3.近年のESG対応 ~「攻め」の取り組み~
 近年、「守り」としてのESGリスク対応に加え、機会を考慮した「攻め」のESG対応が求められている。攻めのESG対応の一つの例として、ESGと密接なつながりのある「SDGsを起点とした新規事業の創出」に関して紹介する。
 2015年のSDGs公表後、社会課題解決を図るための新規事業の創出を検討する企業は増加傾向にある。この背景には、大別すると二つの事情が関係していると考えられる。
 一つは、「SDGsの達成によって、食料・農業、都市、エネルギー・素材、健康・福祉等に関して年間12兆ドルの事業機会」につながるとともに、「2030年までに3億8,000万人の雇用を創出する」(出所:Business and Sustainable Development Commission, “Better Business, Better World”より筆者訳)、というビジネス創出への関心の高まりが考えられる。

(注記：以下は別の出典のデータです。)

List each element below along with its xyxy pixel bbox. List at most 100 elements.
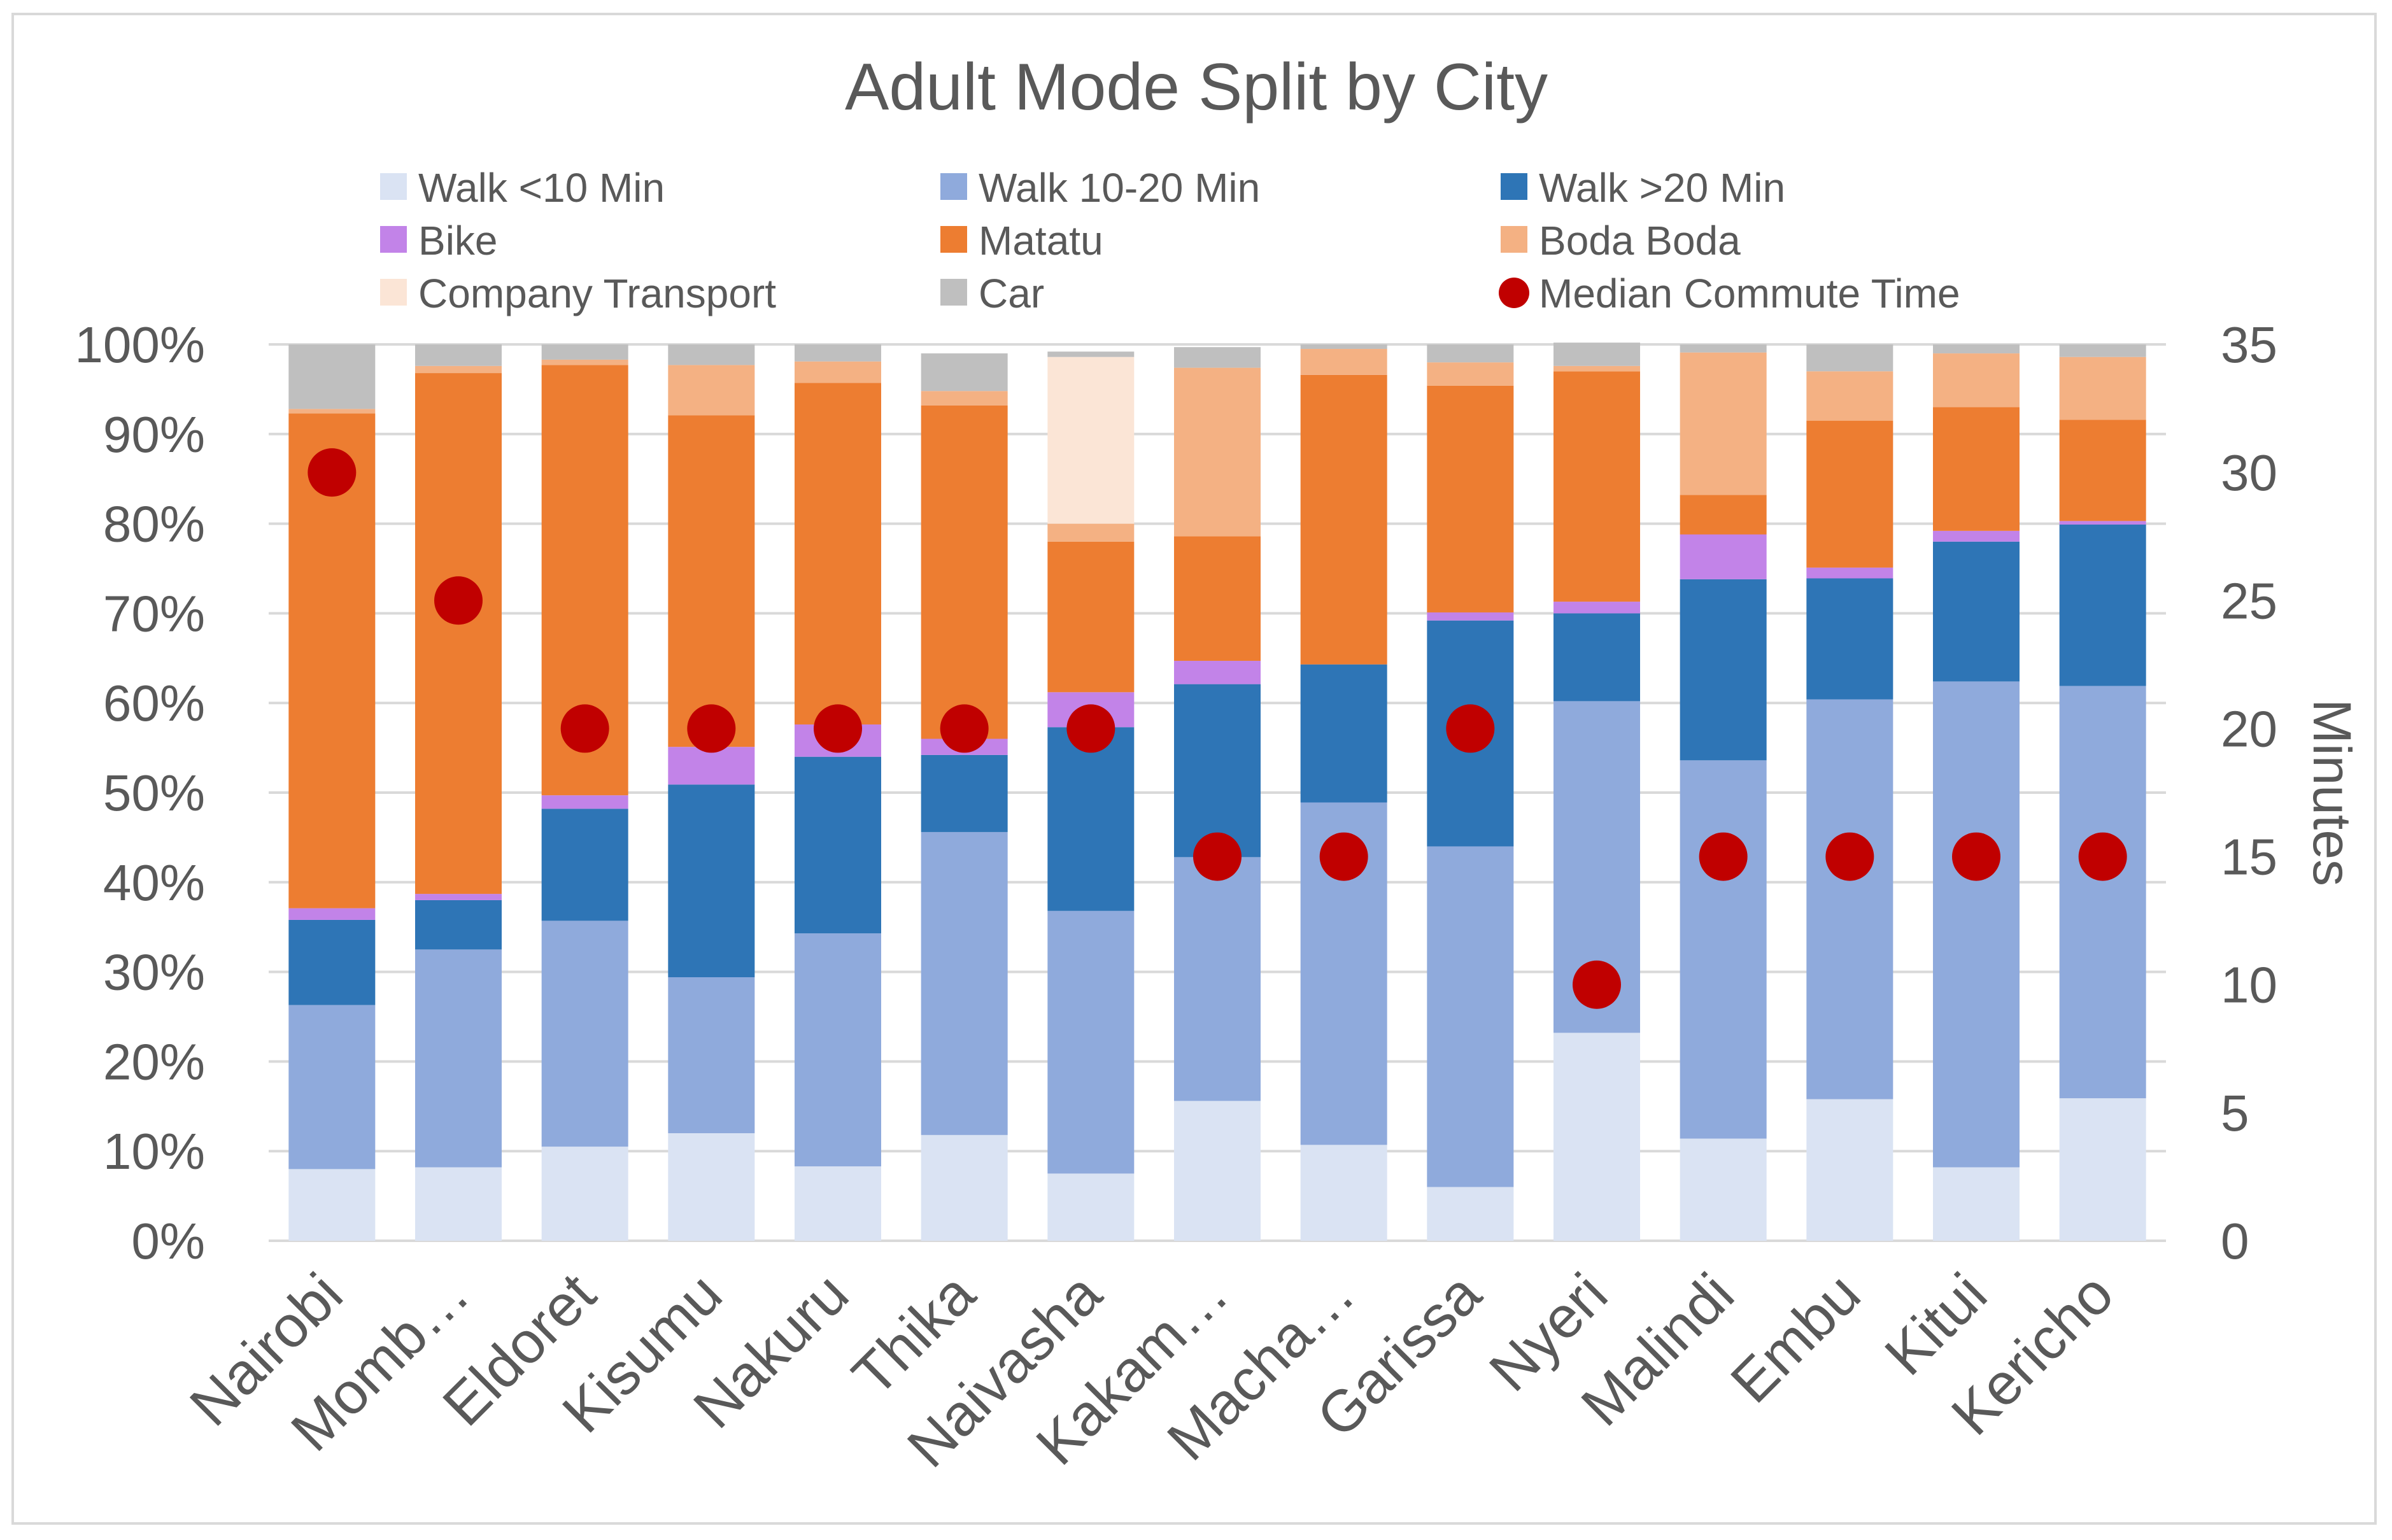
y-tick-label: 90% — [103, 406, 205, 463]
y-tick-label: 20% — [103, 1033, 205, 1090]
legend-item: Walk <10 Min — [380, 165, 665, 211]
y2-tick-label: 35 — [2221, 316, 2277, 373]
legend-swatch — [380, 279, 407, 306]
bar-segment — [1174, 661, 1261, 684]
bar-segment — [415, 900, 502, 950]
bar-segment — [668, 415, 755, 747]
bar-segment — [795, 756, 881, 934]
bar-segment — [1427, 612, 1514, 621]
bar-segment — [541, 795, 628, 809]
legend-item: Bike — [380, 218, 498, 264]
commute-time-point — [1952, 832, 2000, 881]
chart-svg: Adult Mode Split by City Walk <10 Min Wal… — [74, 50, 2362, 1480]
bar-segment — [1680, 1138, 1767, 1241]
bar-segment — [2059, 521, 2146, 525]
bar-segment — [288, 908, 376, 920]
bar-segment — [2059, 420, 2146, 521]
bar-segment — [2059, 1098, 2146, 1241]
y2-tick-label: 10 — [2221, 957, 2277, 1014]
bar-segment — [921, 754, 1008, 832]
y-tick-label: 60% — [103, 675, 205, 731]
bar-segment — [921, 391, 1008, 406]
legend-label: Boda Boda — [1539, 218, 1741, 264]
bar-segment — [1933, 344, 2020, 354]
bar-segment — [1047, 910, 1135, 1174]
bar-segment — [795, 361, 881, 383]
bar-segment — [2059, 357, 2146, 420]
bar-segment — [541, 921, 628, 1147]
bar-segment — [1300, 349, 1387, 375]
bar-segment — [795, 1166, 881, 1241]
bar-segment — [1427, 846, 1514, 1187]
bar-segment — [1047, 727, 1135, 911]
legend-label: Matatu — [979, 218, 1103, 264]
commute-time-point — [1699, 832, 1748, 881]
legend-swatch — [1501, 173, 1527, 200]
bar-segment — [288, 919, 376, 1005]
y-tick-label: 40% — [103, 854, 205, 911]
bar-segment — [1553, 1033, 1640, 1241]
commute-time-point — [2078, 832, 2127, 881]
bar-segment — [1553, 613, 1640, 702]
bar-segment — [288, 1169, 376, 1241]
bar-segment — [668, 1133, 755, 1241]
bar-segment — [1174, 684, 1261, 858]
legend-item: Boda Boda — [1501, 218, 1741, 264]
bar-segment — [1933, 407, 2020, 531]
x-tick-label: Embu — [1718, 1261, 1872, 1415]
bar-segment — [1806, 578, 1893, 700]
bar-segment — [668, 784, 755, 978]
y2-tick-label: 25 — [2221, 572, 2277, 629]
y-tick-label: 0% — [131, 1213, 205, 1269]
bar-segment — [1806, 344, 1893, 372]
legend-label: Walk <10 Min — [418, 165, 665, 211]
bar-segment — [1047, 1173, 1135, 1241]
commute-time-point — [814, 704, 862, 753]
bar-segment — [1680, 534, 1767, 579]
bar-segment — [1427, 362, 1514, 386]
y-tick-label: 30% — [103, 944, 205, 1001]
legend-label: Walk 10-20 Min — [979, 165, 1260, 211]
legend-label: Walk >20 Min — [1539, 165, 1785, 211]
bar-segment — [1553, 371, 1640, 602]
bar-segment — [795, 933, 881, 1167]
chart-frame: Adult Mode Split by City Walk <10 Min Wal… — [11, 13, 2377, 1525]
bar-segment — [1427, 385, 1514, 612]
bar-segment — [415, 344, 502, 366]
bar-segment — [795, 344, 881, 362]
commute-time-point — [1319, 832, 1368, 881]
bar-segment — [1427, 1187, 1514, 1241]
commute-time-point — [1066, 704, 1115, 753]
y2-tick-label: 20 — [2221, 700, 2277, 757]
bar-segment — [1806, 699, 1893, 1099]
legend-item: Matatu — [940, 218, 1103, 264]
legend-item: Walk >20 Min — [1501, 165, 1785, 211]
bar-segment — [921, 1134, 1008, 1241]
bar-segment — [1047, 357, 1135, 524]
bar-segment — [1553, 602, 1640, 614]
y2-tick-label: 0 — [2221, 1213, 2249, 1269]
y2-tick-label: 5 — [2221, 1085, 2249, 1141]
y-tick-label: 70% — [103, 585, 205, 642]
bar-segment — [1933, 541, 2020, 682]
legend-swatch — [380, 226, 407, 253]
commute-time-point — [1573, 960, 1621, 1009]
bar-segment — [1174, 347, 1261, 368]
bar-segment — [288, 409, 376, 414]
bar-segment — [1174, 857, 1261, 1101]
y2-tick-label: 30 — [2221, 444, 2277, 501]
y-tick-label: 10% — [103, 1123, 205, 1180]
legend-label: Bike — [418, 218, 498, 264]
legend-swatch — [940, 279, 967, 306]
legend-item: Car — [940, 271, 1044, 316]
bar-segment — [1806, 371, 1893, 421]
bar-segment — [541, 1147, 628, 1241]
legend-item: Walk 10-20 Min — [940, 165, 1260, 211]
bar-segment — [1806, 567, 1893, 579]
y-tick-label: 80% — [103, 496, 205, 553]
bar-segment — [415, 373, 502, 894]
bar-segment — [415, 894, 502, 900]
bar-segment — [1553, 343, 1640, 366]
bar-segment — [1553, 365, 1640, 372]
y2-tick-label: 15 — [2221, 829, 2277, 886]
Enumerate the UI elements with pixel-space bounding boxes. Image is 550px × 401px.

 もう一つは、SDGsへの取り組みを行うことで、「守り」のESG対応から「攻め」のESG対応への進化を図ろうとする企業姿勢を社内外に示す、ということも考えられる。

4.今後期待されるESG対応 ~「+α」の取組~
 このように、「守り」に加えて「攻め」の観点からESG対応を推進していくことは、それ自体が意義ある取り組みに見えるかもしれない。しかしながら、その根底に、ESGの取り組みを企業の持続的成長につなげることを担保する、土台となる考え方や仕組みがなければ、それらは全く無意味なものとなるであろう。
 近年、その仕組みづくりの一環として、役員報酬にESGの要素を組み込むという動きが日本企業においても見られるようになっている。また、考え方や仕組みの構築とともに、従業員にどのように浸透させるかについて知恵を絞ることも重要である。「アフターコロナ」の時代においては、企業がこのような「+α」の取り組みを推進するとともに、中長期的な企業価値向上を図ろうとする姿勢を示し、実践することを期待する。

※記事は執筆者の個人的見解であり、日本総研の公式見解を示すものではありません。